JIT compilers are among the most performance-critical components in modern software stacks. Java, JavaScript, Python — every language with a managed runtime depends on JIT compilation to approach native-code speed. When a JIT compiler has a bug that produces wrong output, users notice. When a JIT compiler has a bug that produces slow output, nobody investigates.
Until this paper, no systematic study of JIT compiler performance bugs existed.
The gap is remarkable. Decades of compiler testing research have focused exclusively on correctness: does the compiled code produce the right answer? Differential testing — running the same program through multiple compilers or optimization levels and comparing outputs — is a mature methodology for finding correctness bugs. But the same methodology was never applied to performance. A program that runs correctly but 10x slower than it should passes every existing test.
The empirical analysis of 191 performance bug reports across four JIT compilers reveals the landscape. These bugs cause significant runtime degradation — factors of 2-100x — and they persist in production compilers because no automated tool looks for them. The bugs are in optimization passes: a JIT compiler that fails to apply a known optimization, or applies an optimization that interacts poorly with another, produces correct but slow code.

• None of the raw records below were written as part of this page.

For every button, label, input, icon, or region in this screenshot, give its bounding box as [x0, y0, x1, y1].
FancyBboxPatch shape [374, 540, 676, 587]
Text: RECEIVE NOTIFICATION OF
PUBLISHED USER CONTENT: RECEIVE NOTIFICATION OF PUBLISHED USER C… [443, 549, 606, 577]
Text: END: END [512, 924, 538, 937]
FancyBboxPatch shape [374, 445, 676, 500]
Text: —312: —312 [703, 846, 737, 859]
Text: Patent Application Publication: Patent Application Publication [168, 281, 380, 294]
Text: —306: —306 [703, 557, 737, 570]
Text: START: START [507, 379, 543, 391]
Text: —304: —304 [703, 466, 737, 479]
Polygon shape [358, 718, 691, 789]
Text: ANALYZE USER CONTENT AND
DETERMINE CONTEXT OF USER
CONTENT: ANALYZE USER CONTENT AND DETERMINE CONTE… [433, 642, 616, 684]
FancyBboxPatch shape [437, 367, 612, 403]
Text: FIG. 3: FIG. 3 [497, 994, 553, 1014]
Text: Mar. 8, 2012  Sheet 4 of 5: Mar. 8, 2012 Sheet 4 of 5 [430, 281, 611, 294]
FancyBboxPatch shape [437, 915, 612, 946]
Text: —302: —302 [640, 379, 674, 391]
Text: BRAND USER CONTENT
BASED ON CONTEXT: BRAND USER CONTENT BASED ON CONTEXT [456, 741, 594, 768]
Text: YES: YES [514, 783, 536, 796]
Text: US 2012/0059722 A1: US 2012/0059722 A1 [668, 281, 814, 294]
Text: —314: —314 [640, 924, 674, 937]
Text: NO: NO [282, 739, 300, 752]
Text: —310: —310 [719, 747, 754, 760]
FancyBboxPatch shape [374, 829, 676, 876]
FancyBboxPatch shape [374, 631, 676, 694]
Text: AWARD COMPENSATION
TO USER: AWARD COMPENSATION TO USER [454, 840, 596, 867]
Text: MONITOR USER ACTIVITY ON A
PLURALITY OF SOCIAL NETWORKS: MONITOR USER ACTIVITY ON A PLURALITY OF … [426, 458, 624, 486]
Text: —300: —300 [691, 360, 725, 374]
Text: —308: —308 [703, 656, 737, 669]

The tool (Jittery) applies layered differential performance testing: compare the same code across JIT tiers (interpreter, baseline compiler, optimizing compiler) and flag cases where higher optimization tiers are slower. Test prioritization reduces testing time by 92% without losing detection capability. Twelve previously unknown performance bugs were found in Oracle HotSpot and Graal, six already fixed.
The bugs were always there. The testing methodology just never asked the performance question.